Chromatic Aberration

The degree by which the light is bent by refraction is related to the wavelength of the light, which means that different colours are refracted by different amounts. When you shine a white light through a refracting medium such as a glass prism, the difference in the angle of refraction for each wavelength is enough to split the beam into a spectrum of colours. Fans of Pink Floyd will recognise this effect from the famous cover of the album The Dark Side of the Moon, which resembles the diagram below.

Like the prism, lenses also work by the process of refraction, bending light to focus it on the film or sensor of your camera. Unfortunately the same effect that causes the beautiful rainbows to emerge from the prism causes a major headache for lens designers, because it causes different wavelengths of light, in other words different colours, to be focused at different points, with red light typically focusing behind the focal plane, while blue and violet light is focused in front of the focal plane.

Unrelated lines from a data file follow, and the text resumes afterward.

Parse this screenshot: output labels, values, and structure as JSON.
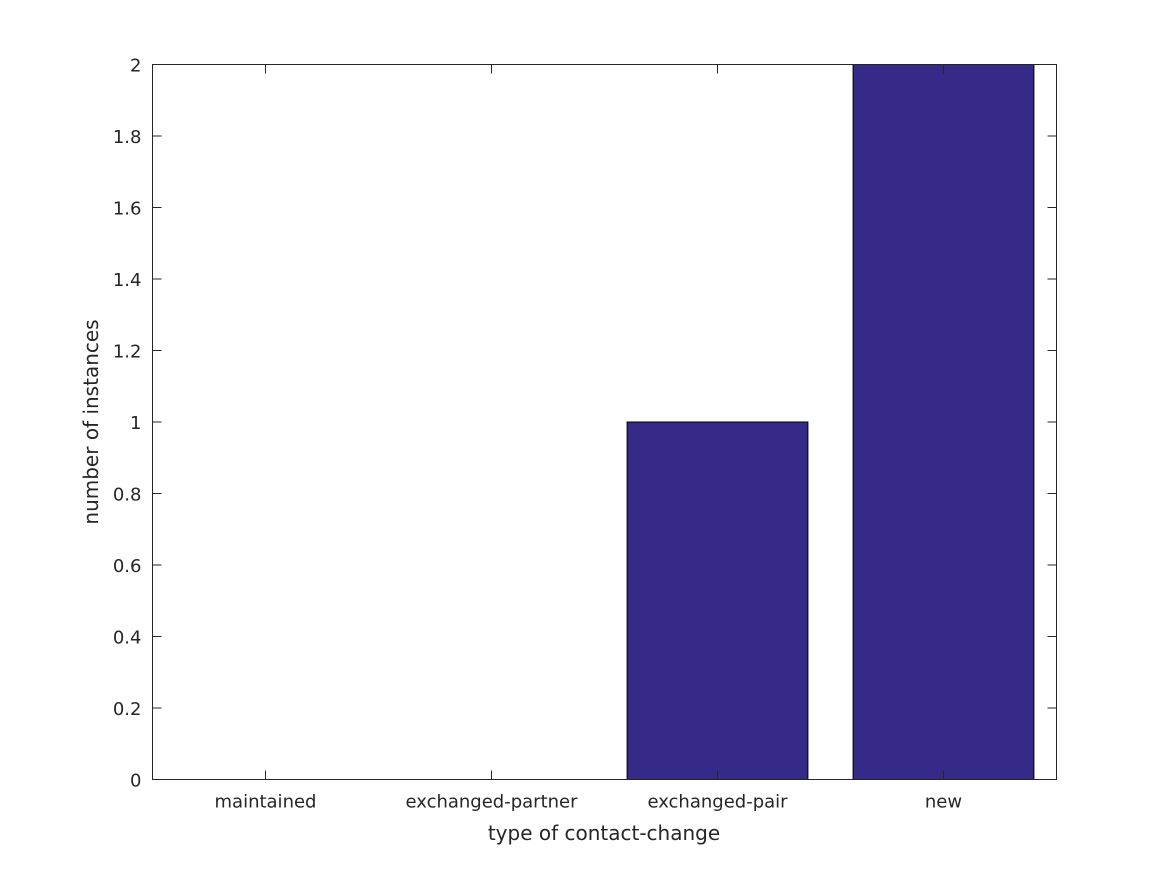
{
  "chart_data": {
    "type": "bar",
    "categories": [
      "maintained",
      "exchanged-partner",
      "exchanged-pair",
      "new"
    ],
    "values": [
      0,
      0,
      1,
      2
    ],
    "title": "",
    "xlabel": "type of contact-change",
    "ylabel": "number of instances",
    "ylim": [
      0,
      2
    ],
    "yticks": [
      "0",
      "0.2",
      "0.4",
      "0.6",
      "0.8",
      "1",
      "1.2",
      "1.4",
      "1.6",
      "1.8",
      "2"
    ],
    "grid": false,
    "bar_color": "#352a87"
  }
}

There are a number of strategies for dealing with this problem. The most popular method is to use multiple lens elements made of different types of glass stacked together in such a way that their different refractive properties cancel each other out, bringing the different wavelengths closer to focusing on the same plane. The most common type of achromatic multi-element lens is known as an Achromatic Doublet, which consists of convex and concave lenses of crown and flint class sandwiched together.

There are a few other optical strategies for dealing with chromatic aberration, including special lens coatings, Fresnel lenses and special types of glass, but all of them involve complex optical formulas and sophisticated manufacturing techniques. The technology for dealing with chromatic aberration is the main reason that the best quality lenses are so fantastically expensive.